Founded by Paul Dujardin, Bernard Foccroulle and a few other high-flying music administrators in the late 1980s, the festival cranked up a gear last year by taking madcap Flemish composer Patrick De Clerck on board as director. The idea was to try to reach a broader audience than the genre's niche following. De Clerck, with his taste for provocation and sixth sense for luring innocent people into concert halls (ticket sales to the Klara Festival rocketed during his three-year stint as artistic director), may be just the person to pull it off.
De Clerck has already left his lurid mark: the pink brochure, the foetus logo and the Elvis Pompilio hats worn by festival staff are all part of his desire to shed the genre's ascetic image. Content-wise, the same spirit of novelty and irreverence permeates the programme. Electro-acoustic experiments, discreet lunchtime readings of Bartók and Debussy, new works by composer- in-residence Peter Eötvös, concerts that reach out to dance and literature, even jazz and rock (several commissions revisit top-of-the-chart singles by Pink Floyd and The Beatles...the only thing absent from this 22 edition, it seems, is stuffiness.
Concessions have even been made to more accessible modern composers like Arvo Pärt, whose plangent, mediaeval-inspired polyphonies are regarded by some as the epitome of kitsch. Ars Musica's mission is to help us realise that contemporary music can be beautiful, fun, diverse and approachable.
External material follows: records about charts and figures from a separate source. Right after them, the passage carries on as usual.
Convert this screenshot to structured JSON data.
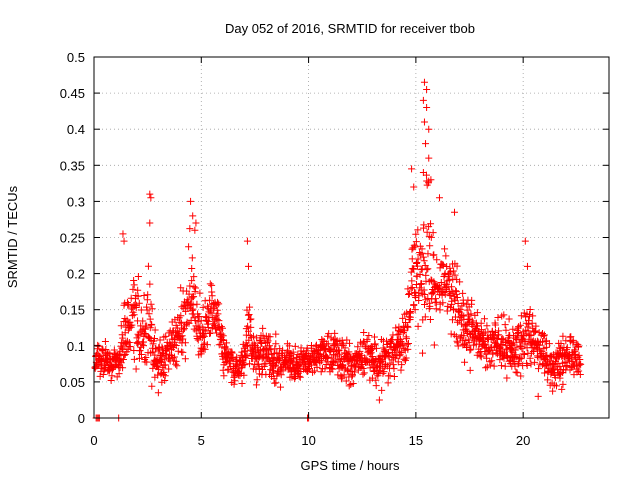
{
  "chart_data": {
    "type": "scatter",
    "title": "Day 052 of 2016, SRMTID for receiver tbob",
    "xlabel": "GPS time / hours",
    "ylabel": "SRMTID / TECUs",
    "xlim": [
      0,
      24
    ],
    "ylim": [
      0,
      0.5
    ],
    "x_ticks": [
      0,
      5,
      10,
      15,
      20
    ],
    "x_tick_labels": [
      "0",
      "5",
      "10",
      "15",
      "20"
    ],
    "y_ticks": [
      0,
      0.05,
      0.1,
      0.15,
      0.2,
      0.25,
      0.3,
      0.35,
      0.4,
      0.45,
      0.5
    ],
    "y_tick_labels": [
      "0",
      "0.05",
      "0.1",
      "0.15",
      "0.2",
      "0.25",
      "0.3",
      "0.35",
      "0.4",
      "0.45",
      "0.5"
    ],
    "grid": true,
    "marker": "plus",
    "point_color": "#ff0000",
    "envelope": {
      "x": [
        0.0,
        0.2,
        0.5,
        0.8,
        1.0,
        1.2,
        1.4,
        1.6,
        1.8,
        2.0,
        2.2,
        2.4,
        2.6,
        2.8,
        3.0,
        3.2,
        3.5,
        3.8,
        4.0,
        4.2,
        4.4,
        4.6,
        4.8,
        5.0,
        5.2,
        5.5,
        5.8,
        6.0,
        6.2,
        6.5,
        6.8,
        7.0,
        7.2,
        7.4,
        7.6,
        7.8,
        8.0,
        8.3,
        8.6,
        9.0,
        9.3,
        9.6,
        10.0,
        10.3,
        10.6,
        11.0,
        11.3,
        11.6,
        12.0,
        12.3,
        12.6,
        13.0,
        13.3,
        13.6,
        14.0,
        14.3,
        14.6,
        14.8,
        15.0,
        15.2,
        15.4,
        15.6,
        15.8,
        16.0,
        16.2,
        16.4,
        16.6,
        16.8,
        17.0,
        17.2,
        17.5,
        17.8,
        18.0,
        18.3,
        18.6,
        19.0,
        19.3,
        19.6,
        20.0,
        20.3,
        20.6,
        20.9,
        21.2,
        21.5,
        21.8,
        22.1,
        22.4,
        22.7
      ],
      "center": [
        0.08,
        0.08,
        0.085,
        0.07,
        0.08,
        0.08,
        0.12,
        0.13,
        0.15,
        0.13,
        0.12,
        0.13,
        0.14,
        0.09,
        0.08,
        0.08,
        0.09,
        0.1,
        0.12,
        0.14,
        0.16,
        0.18,
        0.14,
        0.12,
        0.13,
        0.14,
        0.13,
        0.1,
        0.08,
        0.07,
        0.07,
        0.08,
        0.13,
        0.09,
        0.08,
        0.09,
        0.09,
        0.08,
        0.08,
        0.08,
        0.07,
        0.08,
        0.08,
        0.08,
        0.09,
        0.09,
        0.09,
        0.08,
        0.07,
        0.08,
        0.09,
        0.08,
        0.07,
        0.08,
        0.09,
        0.1,
        0.12,
        0.17,
        0.2,
        0.18,
        0.2,
        0.24,
        0.2,
        0.17,
        0.18,
        0.2,
        0.18,
        0.16,
        0.14,
        0.13,
        0.12,
        0.12,
        0.11,
        0.1,
        0.1,
        0.11,
        0.1,
        0.09,
        0.11,
        0.12,
        0.1,
        0.09,
        0.07,
        0.07,
        0.08,
        0.09,
        0.09,
        0.08
      ],
      "spread": [
        0.02,
        0.02,
        0.02,
        0.02,
        0.02,
        0.02,
        0.05,
        0.05,
        0.06,
        0.05,
        0.05,
        0.06,
        0.08,
        0.03,
        0.02,
        0.03,
        0.03,
        0.03,
        0.04,
        0.05,
        0.07,
        0.06,
        0.05,
        0.04,
        0.04,
        0.04,
        0.03,
        0.03,
        0.02,
        0.02,
        0.02,
        0.03,
        0.05,
        0.02,
        0.03,
        0.03,
        0.03,
        0.03,
        0.03,
        0.02,
        0.02,
        0.02,
        0.02,
        0.02,
        0.02,
        0.03,
        0.03,
        0.03,
        0.02,
        0.02,
        0.03,
        0.03,
        0.03,
        0.03,
        0.03,
        0.03,
        0.04,
        0.06,
        0.07,
        0.06,
        0.1,
        0.11,
        0.08,
        0.05,
        0.05,
        0.05,
        0.05,
        0.05,
        0.05,
        0.04,
        0.04,
        0.04,
        0.03,
        0.03,
        0.03,
        0.04,
        0.04,
        0.03,
        0.04,
        0.04,
        0.04,
        0.03,
        0.03,
        0.03,
        0.03,
        0.03,
        0.03,
        0.02
      ]
    },
    "notable_points": [
      {
        "x": 2.6,
        "y": 0.31
      },
      {
        "x": 2.65,
        "y": 0.305
      },
      {
        "x": 2.6,
        "y": 0.27
      },
      {
        "x": 4.5,
        "y": 0.3
      },
      {
        "x": 4.6,
        "y": 0.28
      },
      {
        "x": 4.75,
        "y": 0.27
      },
      {
        "x": 4.7,
        "y": 0.26
      },
      {
        "x": 1.35,
        "y": 0.255
      },
      {
        "x": 1.4,
        "y": 0.245
      },
      {
        "x": 7.15,
        "y": 0.245
      },
      {
        "x": 7.2,
        "y": 0.21
      },
      {
        "x": 14.8,
        "y": 0.345
      },
      {
        "x": 14.9,
        "y": 0.32
      },
      {
        "x": 15.4,
        "y": 0.465
      },
      {
        "x": 15.5,
        "y": 0.455
      },
      {
        "x": 15.35,
        "y": 0.44
      },
      {
        "x": 15.5,
        "y": 0.43
      },
      {
        "x": 15.4,
        "y": 0.41
      },
      {
        "x": 15.6,
        "y": 0.4
      },
      {
        "x": 15.45,
        "y": 0.38
      },
      {
        "x": 15.6,
        "y": 0.36
      },
      {
        "x": 15.35,
        "y": 0.34
      },
      {
        "x": 15.7,
        "y": 0.33
      },
      {
        "x": 16.1,
        "y": 0.305
      },
      {
        "x": 16.8,
        "y": 0.285
      },
      {
        "x": 20.1,
        "y": 0.245
      },
      {
        "x": 20.2,
        "y": 0.21
      },
      {
        "x": 3.0,
        "y": 0.035
      },
      {
        "x": 13.3,
        "y": 0.025
      },
      {
        "x": 20.7,
        "y": 0.03
      }
    ],
    "baseline_points": [
      {
        "x": 0.1,
        "y": 0.0
      },
      {
        "x": 0.15,
        "y": 0.0
      },
      {
        "x": 0.2,
        "y": 0.0
      },
      {
        "x": 0.25,
        "y": 0.0
      },
      {
        "x": 1.15,
        "y": 0.0
      },
      {
        "x": 9.95,
        "y": 0.0
      },
      {
        "x": 10.0,
        "y": 0.0
      }
    ]
  }
}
Also that Belgians are good at it: as many as 40 home-grown composers will be featured, from established figures like Philippe Boesmans and Henri Pousseur to young talents barely out of the conservatory, not to forget marginal figures like Baudouin De Jaer, best known for his quirky pedagogical experiments, or Giya Kancheli, a Georgian disciple of Shostakovich who's been living as a semi-recluse in Antwerp since 1995.
It
may be messy and on the brink of dissolution, but little Belgium is
home to one of the world's most lively and inspiring community of
composers. And they're out to make themselves heard.